Vodafone has gone up against the full-fibre offerings of companies such as Virgin Media and BT’s Openreach. 

BT dominates the broadband market in the UK. Its network arm, Openreach, aims to connect fibre to 3 million premises by the end of 2020. 

Currently only around 4pc of homes in the UK have fibre all the way to their doorsteps, with the majority still using copper-based telephone lines.

Vodafone said, by using a pure optical fibre network, its service will be "faster and more reliable". It will be offering four packages, of 100, 200, 500 or 900 megabits per second. 

Vodafone's UK chief executive Nick Jeffrey said: "Starting in Milton Keynes, we are helping people break free from the shackles of their old, copper-based broadband. With Gigafast Broadband, Vodafone is investing in best-in-class infrastructure for the UK, equipping the nation for the future.”

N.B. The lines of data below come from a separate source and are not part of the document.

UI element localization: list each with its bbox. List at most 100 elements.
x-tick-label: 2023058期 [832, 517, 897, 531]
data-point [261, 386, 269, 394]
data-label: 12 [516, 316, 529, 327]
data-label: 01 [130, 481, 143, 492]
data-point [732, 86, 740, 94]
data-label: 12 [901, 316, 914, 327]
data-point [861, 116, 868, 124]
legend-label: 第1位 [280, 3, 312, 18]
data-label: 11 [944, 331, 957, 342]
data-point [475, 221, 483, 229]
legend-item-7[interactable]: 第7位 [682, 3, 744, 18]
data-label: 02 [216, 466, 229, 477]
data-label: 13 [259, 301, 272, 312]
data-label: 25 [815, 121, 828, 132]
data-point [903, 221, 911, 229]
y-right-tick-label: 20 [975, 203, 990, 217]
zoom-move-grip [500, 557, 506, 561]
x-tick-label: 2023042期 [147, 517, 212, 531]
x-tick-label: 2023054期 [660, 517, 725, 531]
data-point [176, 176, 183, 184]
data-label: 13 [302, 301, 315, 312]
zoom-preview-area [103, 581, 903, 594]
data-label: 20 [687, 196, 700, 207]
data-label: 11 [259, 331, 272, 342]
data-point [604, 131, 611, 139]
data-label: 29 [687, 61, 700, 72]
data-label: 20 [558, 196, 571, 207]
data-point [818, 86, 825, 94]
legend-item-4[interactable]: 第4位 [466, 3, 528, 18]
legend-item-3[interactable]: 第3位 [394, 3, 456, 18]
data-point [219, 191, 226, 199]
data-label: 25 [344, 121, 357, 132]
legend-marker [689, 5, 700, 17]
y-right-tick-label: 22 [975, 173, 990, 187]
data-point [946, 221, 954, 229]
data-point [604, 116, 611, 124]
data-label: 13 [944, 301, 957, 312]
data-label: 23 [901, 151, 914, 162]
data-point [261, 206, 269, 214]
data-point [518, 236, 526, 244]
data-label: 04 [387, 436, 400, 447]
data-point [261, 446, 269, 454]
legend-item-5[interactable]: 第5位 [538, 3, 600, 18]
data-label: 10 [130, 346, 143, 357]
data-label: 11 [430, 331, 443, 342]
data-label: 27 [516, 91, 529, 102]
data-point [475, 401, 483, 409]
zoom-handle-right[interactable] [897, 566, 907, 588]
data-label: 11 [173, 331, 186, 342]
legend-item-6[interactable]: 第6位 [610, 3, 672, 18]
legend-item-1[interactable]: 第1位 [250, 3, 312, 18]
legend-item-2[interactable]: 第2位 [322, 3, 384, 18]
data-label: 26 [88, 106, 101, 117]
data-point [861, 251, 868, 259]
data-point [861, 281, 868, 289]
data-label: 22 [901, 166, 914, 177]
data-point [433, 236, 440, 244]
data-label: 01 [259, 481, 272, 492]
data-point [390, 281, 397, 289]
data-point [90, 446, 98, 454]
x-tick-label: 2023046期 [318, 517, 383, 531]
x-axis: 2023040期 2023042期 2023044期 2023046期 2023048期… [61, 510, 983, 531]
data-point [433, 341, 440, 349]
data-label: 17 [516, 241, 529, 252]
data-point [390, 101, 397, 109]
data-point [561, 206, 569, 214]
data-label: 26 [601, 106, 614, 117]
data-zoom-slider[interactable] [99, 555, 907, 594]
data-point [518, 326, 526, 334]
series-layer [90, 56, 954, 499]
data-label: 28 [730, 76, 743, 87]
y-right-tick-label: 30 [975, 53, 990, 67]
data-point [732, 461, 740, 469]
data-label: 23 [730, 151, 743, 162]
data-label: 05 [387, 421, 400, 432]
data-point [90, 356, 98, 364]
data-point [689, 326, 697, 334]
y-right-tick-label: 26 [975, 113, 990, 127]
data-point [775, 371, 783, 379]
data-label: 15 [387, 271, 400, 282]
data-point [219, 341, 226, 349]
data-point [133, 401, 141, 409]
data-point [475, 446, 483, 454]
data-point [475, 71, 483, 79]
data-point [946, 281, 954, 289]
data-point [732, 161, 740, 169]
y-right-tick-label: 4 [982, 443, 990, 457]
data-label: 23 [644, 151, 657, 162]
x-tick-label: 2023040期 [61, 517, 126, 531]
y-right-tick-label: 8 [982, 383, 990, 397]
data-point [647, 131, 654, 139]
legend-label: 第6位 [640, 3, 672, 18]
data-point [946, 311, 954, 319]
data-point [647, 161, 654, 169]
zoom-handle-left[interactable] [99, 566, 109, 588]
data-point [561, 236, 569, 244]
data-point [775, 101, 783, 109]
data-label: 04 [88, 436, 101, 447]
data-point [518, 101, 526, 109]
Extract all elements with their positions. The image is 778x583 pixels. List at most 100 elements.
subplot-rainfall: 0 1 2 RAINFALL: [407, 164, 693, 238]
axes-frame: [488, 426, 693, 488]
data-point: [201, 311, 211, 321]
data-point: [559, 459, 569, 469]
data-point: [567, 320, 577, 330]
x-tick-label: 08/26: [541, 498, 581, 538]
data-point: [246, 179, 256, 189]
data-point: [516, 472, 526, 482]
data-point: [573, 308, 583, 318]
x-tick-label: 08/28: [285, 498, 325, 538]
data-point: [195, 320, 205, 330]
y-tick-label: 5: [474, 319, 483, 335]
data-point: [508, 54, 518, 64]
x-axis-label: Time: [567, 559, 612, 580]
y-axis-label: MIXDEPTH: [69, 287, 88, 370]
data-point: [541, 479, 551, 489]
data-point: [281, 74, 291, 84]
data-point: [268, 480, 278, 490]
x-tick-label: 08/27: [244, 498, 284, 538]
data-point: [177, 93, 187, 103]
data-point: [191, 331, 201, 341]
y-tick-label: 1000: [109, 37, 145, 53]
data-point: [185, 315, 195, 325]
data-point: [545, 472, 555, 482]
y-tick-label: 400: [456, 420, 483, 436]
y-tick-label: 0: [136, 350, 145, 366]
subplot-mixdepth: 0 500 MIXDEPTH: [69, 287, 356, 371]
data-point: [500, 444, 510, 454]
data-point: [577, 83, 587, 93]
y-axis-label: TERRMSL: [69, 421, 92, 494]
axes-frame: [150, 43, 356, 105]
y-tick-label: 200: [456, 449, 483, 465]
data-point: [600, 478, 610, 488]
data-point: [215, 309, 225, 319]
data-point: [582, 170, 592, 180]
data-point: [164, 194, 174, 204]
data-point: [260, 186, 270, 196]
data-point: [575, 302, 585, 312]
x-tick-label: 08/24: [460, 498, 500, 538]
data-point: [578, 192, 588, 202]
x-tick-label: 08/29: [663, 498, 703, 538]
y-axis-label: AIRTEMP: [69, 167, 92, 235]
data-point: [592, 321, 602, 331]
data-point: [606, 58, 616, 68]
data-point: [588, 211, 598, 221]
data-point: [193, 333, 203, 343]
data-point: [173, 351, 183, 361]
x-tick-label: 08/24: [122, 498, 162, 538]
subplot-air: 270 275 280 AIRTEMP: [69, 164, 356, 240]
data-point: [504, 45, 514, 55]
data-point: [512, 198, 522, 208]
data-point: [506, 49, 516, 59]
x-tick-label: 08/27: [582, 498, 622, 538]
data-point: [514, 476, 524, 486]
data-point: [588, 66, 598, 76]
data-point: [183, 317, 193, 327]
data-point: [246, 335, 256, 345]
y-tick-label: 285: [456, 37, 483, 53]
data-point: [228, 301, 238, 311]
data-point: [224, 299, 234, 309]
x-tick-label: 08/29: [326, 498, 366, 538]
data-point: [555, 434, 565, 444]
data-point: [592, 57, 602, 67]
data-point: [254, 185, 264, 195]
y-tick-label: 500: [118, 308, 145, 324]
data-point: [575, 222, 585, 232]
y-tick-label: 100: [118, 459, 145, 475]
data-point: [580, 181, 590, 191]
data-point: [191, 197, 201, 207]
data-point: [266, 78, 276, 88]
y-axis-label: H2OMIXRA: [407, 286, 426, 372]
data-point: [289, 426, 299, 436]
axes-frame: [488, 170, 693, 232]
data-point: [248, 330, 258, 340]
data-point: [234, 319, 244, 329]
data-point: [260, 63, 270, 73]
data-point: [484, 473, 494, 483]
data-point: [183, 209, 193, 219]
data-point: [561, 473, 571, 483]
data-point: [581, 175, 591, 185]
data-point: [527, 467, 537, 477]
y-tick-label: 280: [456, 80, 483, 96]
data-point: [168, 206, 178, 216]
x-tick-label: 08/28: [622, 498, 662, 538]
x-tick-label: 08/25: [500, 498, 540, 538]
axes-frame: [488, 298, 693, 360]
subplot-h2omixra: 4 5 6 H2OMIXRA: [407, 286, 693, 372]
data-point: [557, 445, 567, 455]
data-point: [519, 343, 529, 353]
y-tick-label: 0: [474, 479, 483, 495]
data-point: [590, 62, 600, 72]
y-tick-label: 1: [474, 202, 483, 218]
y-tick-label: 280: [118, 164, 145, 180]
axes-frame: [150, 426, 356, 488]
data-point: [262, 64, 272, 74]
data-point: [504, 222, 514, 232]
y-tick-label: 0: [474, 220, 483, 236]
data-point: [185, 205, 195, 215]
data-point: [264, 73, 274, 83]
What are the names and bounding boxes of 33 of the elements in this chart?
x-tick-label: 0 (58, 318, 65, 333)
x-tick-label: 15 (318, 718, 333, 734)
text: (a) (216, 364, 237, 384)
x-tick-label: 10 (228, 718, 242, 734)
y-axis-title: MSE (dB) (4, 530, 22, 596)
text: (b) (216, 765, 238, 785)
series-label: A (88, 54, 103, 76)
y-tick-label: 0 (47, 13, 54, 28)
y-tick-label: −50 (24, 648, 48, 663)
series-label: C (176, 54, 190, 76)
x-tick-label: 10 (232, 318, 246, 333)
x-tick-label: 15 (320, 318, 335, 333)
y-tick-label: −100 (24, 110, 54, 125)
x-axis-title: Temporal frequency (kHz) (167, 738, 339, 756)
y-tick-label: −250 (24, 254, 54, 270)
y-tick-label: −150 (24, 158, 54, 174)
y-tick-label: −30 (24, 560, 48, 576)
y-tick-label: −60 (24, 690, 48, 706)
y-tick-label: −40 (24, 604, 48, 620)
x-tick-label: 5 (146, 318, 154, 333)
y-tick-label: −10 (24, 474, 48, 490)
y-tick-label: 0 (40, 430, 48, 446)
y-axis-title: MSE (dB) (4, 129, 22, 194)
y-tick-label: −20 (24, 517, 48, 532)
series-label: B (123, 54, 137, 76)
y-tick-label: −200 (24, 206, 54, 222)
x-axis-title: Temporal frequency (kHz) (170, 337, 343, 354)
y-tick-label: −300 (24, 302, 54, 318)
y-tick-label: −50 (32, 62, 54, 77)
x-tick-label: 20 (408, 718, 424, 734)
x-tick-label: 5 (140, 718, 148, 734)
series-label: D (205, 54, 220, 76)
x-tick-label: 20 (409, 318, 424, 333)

It comes almost a year after Vodafone announced it had agreed a deal with CityFibre, which owns the core fibre-optic infrastructure being used for the service. 

Vodafone agreed to pay wholesale charges for at least a fifth of CityFibre's new lines for 10 years under the deal, in return for the exclusive rights to sell broadband on the lines, pitting it against UK market leaders Openreach and Virgin Media.

Although Vodafone already owns ultrafast infrastructure in Continental Europe, it had been slower to enter the UK market, and the CityFibre deal gives it a leg up to compete with rival cable operators.

Moody's said at the time that the deal was "credit positive for Vodafone as it will improve the company’s UK broadband offering by providing access to a higher-quality fibre network at a lower cost than the regulated wholesale product offered by BT’s Openreach". 

"This is likely to put further pressure on Openreach to upgrade its fibre-to-the-premises investment plan to 10 million premises from an intended 2 million currently as part of its ongoing consultation to alleviate competitive pressure, which comes on top of regulatory concerns," the rating agency said. 

Other firms, such as CityFibre and Gigaclear, are building their own fibre-optic networks and hoping to bring them to millions of homes. However, only a small fraction have so far been connected.